И странное чувство разочарования обуяло Семенова. Он поймал себя на желании увидеть все таким же, каким оно было в те далекие годы, тридцать лет тому назад, понял, что ему хотелось войти в ту же старую обстановку новым человеком. Он и вошел новым — но в новую обстановку! Ни идиллических белых гусей на зеленой травке, ни тачанки с вороными в ярких лентах, ни медлительных скрипящих бричек с быками, ни белого домашнего хлеба: хлеб — подумать только! — продавался теперь в магазине. И он уже не был таким вкусным. Идиллическая деревня стала промышленным поселком, хотя здесь все так же пахали, и сеяли, и убирали хлеб. Так, да не так! Только мудрая Семиз-Бугу надо всем этим казалась все той же. Но и это только так казалось, и она стала другой: ее мудрость поблекла, она оказалась наивной, ложной, во взгляде горы уже не было страшной роковой силы… Да! — были еще старые дома и люди: но дома изменили содержание, а люди — которые остались, потому что многих Семенов не нашел, — постарели, поблекли, изменились. И изменилось их отношение к нему.
И вот к одному такому человеку он и шел сейчас по главной улице, угадывая взглядом знакомые строения. Вот школа, которую он когда-то разрисовывал, а вот клуб, где был заведующим, а потом лежал там в сыпном тифу. А вот маленькая глиняная хата над берегом реки Нуры, в которой Семенов квартировал одно время с двумя странными старушками и одним молодым греком…
Семенов искал глазами знаменательный угол хаты, который сшиб когда-то водовозным колесом… и увидел вдруг этот угол таким же отбитым! Он словно ждал его здесь, не меняясь, все эти годы. Семенов погладил рукой шершавую поверхность излома, с торчащими в нем соломинками, потому что саман всегда замешивают для крепости на соломе. Сломанный угол обтесался и сгладился — тоже постарел, — а возле копошилась новая жизнь: играли на голой земле чумазые казашата, — значит, и в этом доме изменилось содержание.
Семенов пошел далее по улице, лицом к Семиз-Бугу, к хате нужного ему человека — Федосея Василича Барило.
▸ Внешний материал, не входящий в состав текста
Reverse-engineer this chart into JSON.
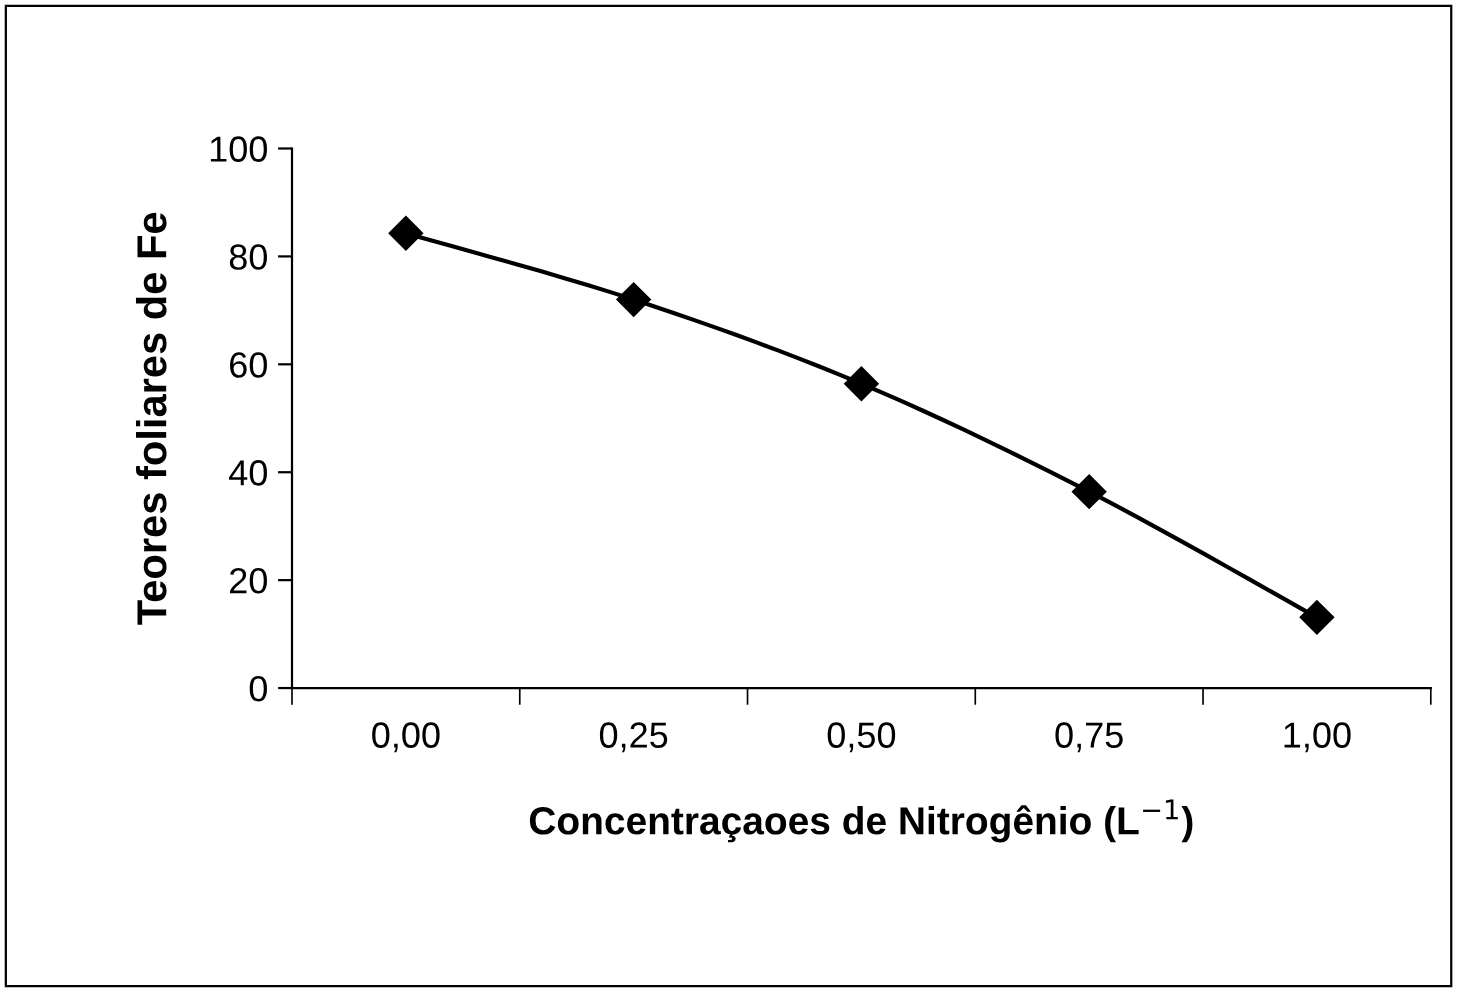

— Вот уже сколько лет прошло, а я их не забываю, моих бычков — Цоб и Цобэ! — пробормотал Семенов, будто разговаривал с ливнем, бушевавшим за стенками палатки.
Ему показалось, что и бычки его тоже где-то слышат — в этом апокалиптическом ливне, который вдруг смыл все разделявшие их теперь годы, — хотя бычки давно уже в колхозе на мясо пошли. Или на мыло…
И тут же снится ему, что плывет он с Лидой, качаясь в лодке, на волнах вечности и счастья. И опять он поет ей взахлеб о любви — как глухарь в весенней тайге… да и как ей не петь, такой красивой? «Самая красивая женщина в Советском Союзе!»
«Но счастье ли это — петь глухариные песни? А когда я ее рисую — разве это не счастье? — размышлял Семенов. — В чем подлинное счастье: когда я ее рисую или когда люблю? Нельзя ли это счастье в одно слить? Но тогда надо вместе с ней в Москву ехать, а это невозможно… Прав все-таки Гольдрей, хоть он и старый хрыч: все надо принести в жертву искусству…»
— Ну, рассказывай, рассказывай! — слышит Семенов нетерпеливый голос Лиды. — Чего замолчал-то?
— С бычками связаны были в те годы мой хлеб, мои мученья, мой смех. Хлеб — потому что они первые помогали мне его зарабатывать, мученья — потому что бычки были такими же неучами, как я, и постоянно допускали брак в работе, а смех — потому что над ними, как и надо мной, нельзя было порой не смеяться. Но это был смех сквозь слезы. Сквозь мои слезы. Ибо отвечать всегда приходилось мне.
Сначала я считал бычков дураками и даже злился на них. Только потом я понял, что они были даже очень умными. И умели хитрить! Хотя эта хитрость оказывалась наивной и беспомощной. Просто они не хотели ходить в ярме, не хотели ничего возить — ни бочку с водой, ни бричку, ни тащить волокушу. Я-то понимал, что должен свой хлеб зарабатывать, а они не понимали — почему должны были зарабатывать свою траву? Особенно летом, когда ее вокруг так много: ходи и ешь! Со своей телячьей беззаботной жизнью им никак не хотелось расставаться.
Бычки были совсем молоденькими. Когда я с ними познакомился, они были особенно тощими: позади осталась голодная зима с буранами и морозами. Бычки жили зимой на отгонной ферме, где получали скупой паек сена — в утренних и вечерних сумерках огромного хлева. Днем они подкармливались на зимних пастбищах, где им приходилось отрывать корм из-под снега копытцами: сухую, лишенную витаминов, прошлогоднюю траву. И это было, конечно, нелегко.